As the use of connected biomedical devices increase, so does the risk of a hack of those devices.
Many biomedical devices in use today, including pacemakers and insulin pumps, are wireless and capable of connecting to the internet. As such, they are susceptible to software vulnerabilities which could allow hackers to gain access to any data or information contained within it or, worse, control the device’s operation (for example, changing the dose of insulin or the patient’s heartrate). It is clear that such hacks could have fatal consequences, especially as often the end user has no control over the device. This threat was real enough even in 2013 when a former US vice president had the wireless connectivity in his pacemaker turned off in 2013.
The Food and Drug Administration (FDA) in America and the British Medical Journal have warned multiple times of such software vulnerabilities and the threat of hacks. In 2018, the FDA recalled nearly half a million pacemakers and, more recently, it identified nearly a dozen such vulnerabilities in operating systems that run third party software used in many biomedical devices.

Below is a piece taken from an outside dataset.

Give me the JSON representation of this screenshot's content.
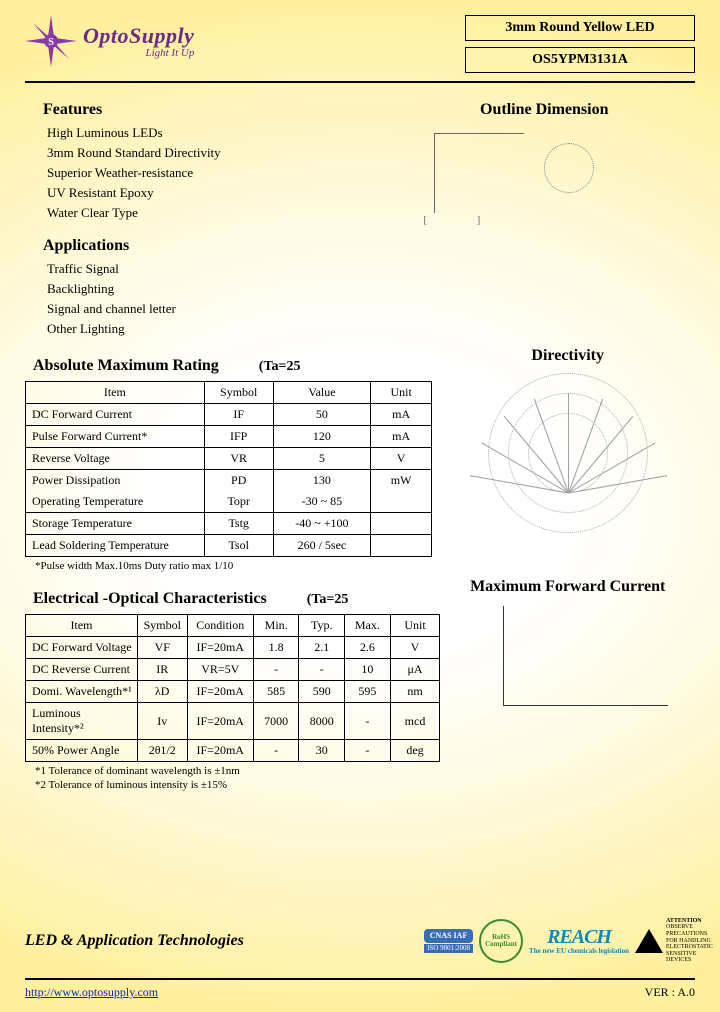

Although there have been no reports of devices being hacked in this way (outside the lab), patients should remain wary. As the number of patients opting for the convenience and utility of such devices increases, it follows that the risk of such hacks is also on the rise. Given this, we expect to see more pressure on manufacturers to embed a higher level of security in devices, including stronger authentication mechanisms, and for manufactures to react effectively to new vulnerabilities as they are discovered. We also hope to see further education of medical professionals and patients around the potential risks and signs of remote tampering.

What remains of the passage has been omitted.